Nas redes sociais, diz-se que um artista foi "cancelado" quando alguma atitude, posicionamento - ou, às vezes, a falta deles - decepciona os fãs. O uso do termo cresceu na esteira da recente polarização política do país.
Mas, nos anos 1970, quando o passarinho do Twitter ainda nem sonhava ser um ovo, algo parecido aconteceu com Wilson Simonal (1938-2000), então um dos rostos mais conhecidos da música popular. Teria sido ele o primeiro "cancelado" do pop brasileiro?
"Isso sempre existiu, não só aqui no Brasil, e acompanha qualquer tipo de artista", analisa Max de Castro, filho do cantor e também músico. "A história dele é importante para que a gente possa debater e amadurecer como sociedade."
A história, no caso, é a da ascensão meteórica de Simonal, com sucessos como "País tropical", "Nem vem que não tem" e "Mamãe passou açúcar em mim", e sua vertiginosa queda a partir de 1971.
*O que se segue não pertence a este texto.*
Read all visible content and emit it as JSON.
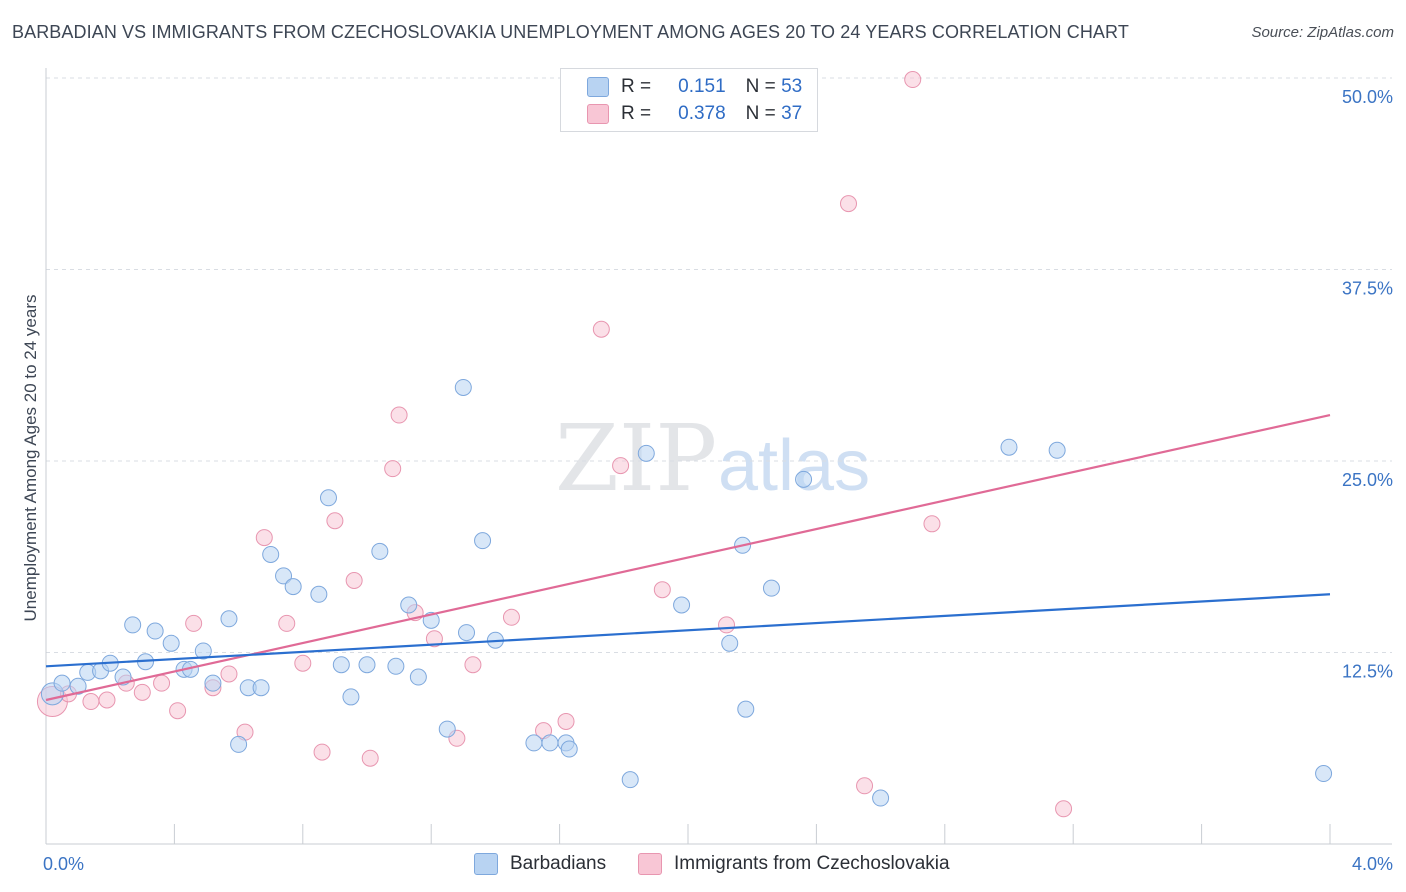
{
  "title": "BARBADIAN VS IMMIGRANTS FROM CZECHOSLOVAKIA UNEMPLOYMENT AMONG AGES 20 TO 24 YEARS CORRELATION CHART",
  "source": "Source: ZipAtlas.com",
  "watermark": {
    "zip": "ZIP",
    "atlas": "atlas"
  },
  "legend": {
    "r_label": "R =",
    "n_label": "N =",
    "rows": [
      {
        "r": "0.151",
        "n": "53"
      },
      {
        "r": "0.378",
        "n": "37"
      }
    ]
  },
  "bottom_legend": [
    "Barbadians",
    "Immigrants from Czechoslovakia"
  ],
  "colors": {
    "blue_fill": "#b8d3f2",
    "blue_stroke": "#7ea8dd",
    "blue_line": "#2b6fcf",
    "pink_fill": "#f8c6d5",
    "pink_stroke": "#e896b0",
    "pink_line": "#e06a96",
    "tick_text": "#3b74c4",
    "grid": "#d9dde3"
  },
  "chart_data": {
    "type": "scatter",
    "title": "BARBADIAN VS IMMIGRANTS FROM CZECHOSLOVAKIA UNEMPLOYMENT AMONG AGES 20 TO 24 YEARS CORRELATION CHART",
    "xlabel": "",
    "ylabel": "Unemployment Among Ages 20 to 24 years",
    "xlim": [
      0.0,
      4.0
    ],
    "ylim": [
      0.0,
      50.0
    ],
    "x_tick_labels": [
      "0.0%",
      "4.0%"
    ],
    "y_ticks": [
      12.5,
      25.0,
      37.5,
      50.0
    ],
    "y_tick_labels": [
      "12.5%",
      "25.0%",
      "37.5%",
      "50.0%"
    ],
    "series": [
      {
        "name": "Barbadians",
        "r": 0.151,
        "n": 53,
        "trend": {
          "x": [
            0.0,
            4.0
          ],
          "y": [
            11.6,
            16.3
          ]
        },
        "points": [
          {
            "x": 0.02,
            "y": 9.8
          },
          {
            "x": 0.05,
            "y": 10.5
          },
          {
            "x": 0.1,
            "y": 10.3
          },
          {
            "x": 0.13,
            "y": 11.2
          },
          {
            "x": 0.17,
            "y": 11.3
          },
          {
            "x": 0.2,
            "y": 11.8
          },
          {
            "x": 0.24,
            "y": 10.9
          },
          {
            "x": 0.27,
            "y": 14.3
          },
          {
            "x": 0.31,
            "y": 11.9
          },
          {
            "x": 0.34,
            "y": 13.9
          },
          {
            "x": 0.39,
            "y": 13.1
          },
          {
            "x": 0.43,
            "y": 11.4
          },
          {
            "x": 0.45,
            "y": 11.4
          },
          {
            "x": 0.49,
            "y": 12.6
          },
          {
            "x": 0.52,
            "y": 10.5
          },
          {
            "x": 0.57,
            "y": 14.7
          },
          {
            "x": 0.6,
            "y": 6.5
          },
          {
            "x": 0.63,
            "y": 10.2
          },
          {
            "x": 0.67,
            "y": 10.2
          },
          {
            "x": 0.7,
            "y": 18.9
          },
          {
            "x": 0.74,
            "y": 17.5
          },
          {
            "x": 0.77,
            "y": 16.8
          },
          {
            "x": 0.85,
            "y": 16.3
          },
          {
            "x": 0.88,
            "y": 22.6
          },
          {
            "x": 0.92,
            "y": 11.7
          },
          {
            "x": 0.95,
            "y": 9.6
          },
          {
            "x": 1.0,
            "y": 11.7
          },
          {
            "x": 1.04,
            "y": 19.1
          },
          {
            "x": 1.09,
            "y": 11.6
          },
          {
            "x": 1.13,
            "y": 15.6
          },
          {
            "x": 1.16,
            "y": 10.9
          },
          {
            "x": 1.2,
            "y": 14.6
          },
          {
            "x": 1.25,
            "y": 7.5
          },
          {
            "x": 1.3,
            "y": 29.8
          },
          {
            "x": 1.31,
            "y": 13.8
          },
          {
            "x": 1.36,
            "y": 19.8
          },
          {
            "x": 1.4,
            "y": 13.3
          },
          {
            "x": 1.52,
            "y": 6.6
          },
          {
            "x": 1.57,
            "y": 6.6
          },
          {
            "x": 1.62,
            "y": 6.6
          },
          {
            "x": 1.63,
            "y": 6.2
          },
          {
            "x": 1.82,
            "y": 4.2
          },
          {
            "x": 1.87,
            "y": 25.5
          },
          {
            "x": 1.98,
            "y": 15.6
          },
          {
            "x": 2.13,
            "y": 13.1
          },
          {
            "x": 2.17,
            "y": 19.5
          },
          {
            "x": 2.18,
            "y": 8.8
          },
          {
            "x": 2.26,
            "y": 16.7
          },
          {
            "x": 2.36,
            "y": 23.8
          },
          {
            "x": 2.6,
            "y": 3.0
          },
          {
            "x": 3.0,
            "y": 25.9
          },
          {
            "x": 3.15,
            "y": 25.7
          },
          {
            "x": 3.98,
            "y": 4.6
          }
        ]
      },
      {
        "name": "Immigrants from Czechoslovakia",
        "r": 0.378,
        "n": 37,
        "trend": {
          "x": [
            0.0,
            4.0
          ],
          "y": [
            9.4,
            28.0
          ]
        },
        "points": [
          {
            "x": 0.02,
            "y": 9.3
          },
          {
            "x": 0.07,
            "y": 9.8
          },
          {
            "x": 0.14,
            "y": 9.3
          },
          {
            "x": 0.19,
            "y": 9.4
          },
          {
            "x": 0.25,
            "y": 10.5
          },
          {
            "x": 0.3,
            "y": 9.9
          },
          {
            "x": 0.36,
            "y": 10.5
          },
          {
            "x": 0.41,
            "y": 8.7
          },
          {
            "x": 0.46,
            "y": 14.4
          },
          {
            "x": 0.52,
            "y": 10.2
          },
          {
            "x": 0.57,
            "y": 11.1
          },
          {
            "x": 0.62,
            "y": 7.3
          },
          {
            "x": 0.68,
            "y": 20.0
          },
          {
            "x": 0.75,
            "y": 14.4
          },
          {
            "x": 0.8,
            "y": 11.8
          },
          {
            "x": 0.86,
            "y": 6.0
          },
          {
            "x": 0.9,
            "y": 21.1
          },
          {
            "x": 0.96,
            "y": 17.2
          },
          {
            "x": 1.01,
            "y": 5.6
          },
          {
            "x": 1.08,
            "y": 24.5
          },
          {
            "x": 1.1,
            "y": 28.0
          },
          {
            "x": 1.15,
            "y": 15.1
          },
          {
            "x": 1.21,
            "y": 13.4
          },
          {
            "x": 1.28,
            "y": 6.9
          },
          {
            "x": 1.33,
            "y": 11.7
          },
          {
            "x": 1.45,
            "y": 14.8
          },
          {
            "x": 1.55,
            "y": 7.4
          },
          {
            "x": 1.62,
            "y": 8.0
          },
          {
            "x": 1.73,
            "y": 33.6
          },
          {
            "x": 1.79,
            "y": 24.7
          },
          {
            "x": 1.92,
            "y": 16.6
          },
          {
            "x": 2.12,
            "y": 14.3
          },
          {
            "x": 2.5,
            "y": 41.8
          },
          {
            "x": 2.55,
            "y": 3.8
          },
          {
            "x": 2.7,
            "y": 49.9
          },
          {
            "x": 2.76,
            "y": 20.9
          },
          {
            "x": 3.17,
            "y": 2.3
          }
        ]
      }
    ]
  }
}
Naquele ano, o cantor foi acusado de usar agentes do Dops, o órgão de repressão da ditadura militar no Brasil, para sequestrar e ameaçar um ex-contador, que ele desconfiava ser responsável por um desfalque em sua fortuna.
O desenrolar do caso levou Simonal a ser citado na imprensa como colaborador do regime.
Com fama de dedo-duro, acabou rejeitado pela indústria e pela opinião pública. Deprimiu-se, passou a ter problemas com álcool e permaneceu "cancelado" até o fim da vida, sempre negando que tenha delatado alguém aos militares.
O assunto é ponto crucial de "Simonal", cinebiografia que chega aos cinemas nesta quinta-feira (8).
"O filme é importante para mostrar que dá para destruir uma pessoa, uma família, por algo que pode ser uma convicção ou simplesmente um comentário", diz Max.
"Lobão até criou um termo, diz que não será 'simonalizado'", acrescenta. O cantor costuma usar a expressão ao falar da pressão de militantes de esquerda a artistas com posições contrárias.
"Se você é um artista mais independente nas atitudes - naquele momento político e também no paralelo com o que acontece hoje -, você fica muito fragilizado. Ao mesmo tempo em que é adorado, incomoda muita gente", avalia Wilson Simoninha, também filho de Simonal. Ele e o irmão trabalharam na trilha sonora do longa.
'Fake news'
A cinebiografia, dirigida por Leonardo Domingues, sustenta que o racismo potencializou as reações ao episódio de 1971. Também reafirma como "fake news" os boatos que circularam depois, segundo os quais o cantor teria denunciado colegas músicos ao Dops, tese nunca comprovada.
O filme ainda discute fatores que contribuíram para que a imagem de Simonal fosse ligada à da ditadura. Por exemplo, o fato de, diferentemente de artistas que usaram sua produção para contestar o regime, ter feito fama com músicas que exaltavam o Brasil - caso de "País tropical" (composição de Jorge Ben).
Além disso, o desinteresse em se posicionar claramente à esquerda ou à direita. "Foi dito que ele não se manifestava em relação à ditadura, mas ele foi chamado ao Dops porque escreveu 'Tributo a Martin Luther King'. Isso não é se posicionar?", questiona Fabrício Boliveira, protagonista do filme.
Transportando o debate para a realidade de hoje, Isis Valverde, que vive a mulher do cantor, Tereza Pugliesi, defende que "o silêncio já é uma posição".
"Não sou a favor de obrigar alguém a ter uma atitude diferente. Acho errado colocar alguém na fogueira por algo que, às vezes, ela nem tem conhecimento suficiente pra expor."
"Estão esperando [uma posição política] de pessoas que nunca disseram que iam fazer isso", completa Fabrício. Ele critica quem busca, no discurso de "heróis", um embasamento para as próprias opiniões.
"Temos acesso a muitas informações, sabemos de verdade o que está acontecendo. Cabe a você ter o seu posicionamento, para além de cobrar do outro."